El hombre, que había chocado con su compañero al retroceder por efecto del golpe, se dio la vuelta y cargó, con la cabeza gacha, los brazos hacia fuera, como agarrando el manillar de una moto, y todos los rebotes cesaron en las camas.

Keith lo cazó con otro derechazo, esta vez en el ojo, y el hombre lo levantó del suelo, medio palmo, y Keith le aplicó unos cuantos golpes al riñón que el plástico de burbujas amortiguó casi por completo. Había hombres por todas partes ahora, vendedores, guardias de seguridad acudiendo al trote por los pasillos, un trabajador que empujaba un carrito. Fue raro, en la confusión de cuando ya los habían separado, el modo en que Keith notó una mano en el brazo, justo por encima del codo, e inmediatamente se dio cuenta de que era Florence.
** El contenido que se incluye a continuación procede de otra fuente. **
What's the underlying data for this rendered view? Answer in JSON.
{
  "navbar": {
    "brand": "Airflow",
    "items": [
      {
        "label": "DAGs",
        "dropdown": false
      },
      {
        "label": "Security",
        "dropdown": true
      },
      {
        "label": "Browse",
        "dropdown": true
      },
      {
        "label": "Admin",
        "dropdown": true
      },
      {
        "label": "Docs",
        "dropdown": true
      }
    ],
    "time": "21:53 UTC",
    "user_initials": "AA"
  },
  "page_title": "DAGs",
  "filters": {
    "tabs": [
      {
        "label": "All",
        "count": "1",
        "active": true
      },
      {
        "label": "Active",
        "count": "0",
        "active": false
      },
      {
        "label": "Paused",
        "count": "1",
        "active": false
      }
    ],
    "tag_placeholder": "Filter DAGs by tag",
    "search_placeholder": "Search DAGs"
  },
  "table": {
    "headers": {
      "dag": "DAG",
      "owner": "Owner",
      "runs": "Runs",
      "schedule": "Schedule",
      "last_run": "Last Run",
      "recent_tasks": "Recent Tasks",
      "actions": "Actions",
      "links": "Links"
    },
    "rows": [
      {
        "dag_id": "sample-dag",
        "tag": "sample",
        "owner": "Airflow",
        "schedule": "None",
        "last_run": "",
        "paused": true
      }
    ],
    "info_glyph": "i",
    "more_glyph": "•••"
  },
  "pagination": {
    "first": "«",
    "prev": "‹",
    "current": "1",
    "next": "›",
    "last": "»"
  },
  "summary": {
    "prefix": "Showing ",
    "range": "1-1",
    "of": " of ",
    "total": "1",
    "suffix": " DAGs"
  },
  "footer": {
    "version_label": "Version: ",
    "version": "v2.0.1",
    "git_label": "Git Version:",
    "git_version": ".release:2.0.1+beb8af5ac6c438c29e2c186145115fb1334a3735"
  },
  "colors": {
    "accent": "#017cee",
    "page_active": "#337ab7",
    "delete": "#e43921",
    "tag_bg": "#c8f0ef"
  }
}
Cada vez que Lianne veía el vídeo de los aviones se le movía el dedo hacia el botón de paro del telemando. Luego seguía mirando. El segundo avión surgiendo de aquel cielo azul helado, ésa era la grabación que se le metía en el cuerpo, que parecía correrle por debajo de la piel, el acelerón volandero que transportaba las vidas y las historias, las de ellos y la suya, las de todo el mundo, a alguna otra distancia, más allá de las torres.

Los cielos que retenía en la memoria eran dramas de nubes y mar procelosa, o el lustre eléctrico de antes de los truenos de verano en la ciudad, siempre pertenecientes a las energías del puro clima, de lo que había fuera, las masas de aire, el vapor de agua, el viento del oeste. Esto era diferente, un cielo claro que transportaba el terror humano en esos aviones rápidos, primero uno, luego el otro, la fuerza de la determinación humana. Keith veía las imágenes con ella. Toda la desesperación impotente proyectada contra el cielo, voces humanas gritándole a Dios y qué espantoso imaginar esto. El nombre de Dios en boca de los asesinos y de las víctimas, al mismo tiempo, primero un avión, luego el otro, primero el que parecía un ser humano de dibujos animados, lanzando relámpagos por los ojos y los dientes, luego el segundo avión, el de la torre sur.

Keith sólo lo vio con ella en una ocasión. Lianne sabía que jamás se había sentido tan cerca de nadie, mirando los aviones surcar el cielo. De pie junto a la pared, Keith alargó el brazo en dirección al sillón y la cogió de la mano. Ella se mordió el labio inferior y siguió mirando. Estaban todos muertos, los pasajeros y la tripulación, y miles de muertos en las torres, y Lianne lo sintió dentro del cuerpo, una pausa profunda; pensó: «está ahí dentro, es increíble pero Keith está ahí dentro, en una de las torres», y ahora la tenía asida de la mano, a la pálida luz, como para consolarla de su muerte.

Keith dijo:

—El primero aún parece un accidente. Incluso a esta distancia, muy lejos, tantos días después, aquí estoy, pensando que es un accidente.

—Porque tiene que serlo.

—Tiene que serlo —dijo él.

—El modo en que la cámara parece manifestar su sorpresa.

—Pero sólo el primero.

—Sólo el primero —dijo ella.

—El segundo avión, para cuando aparece el segundo avión —dijo él—, ya somos todos un poco más viejos y sabemos más.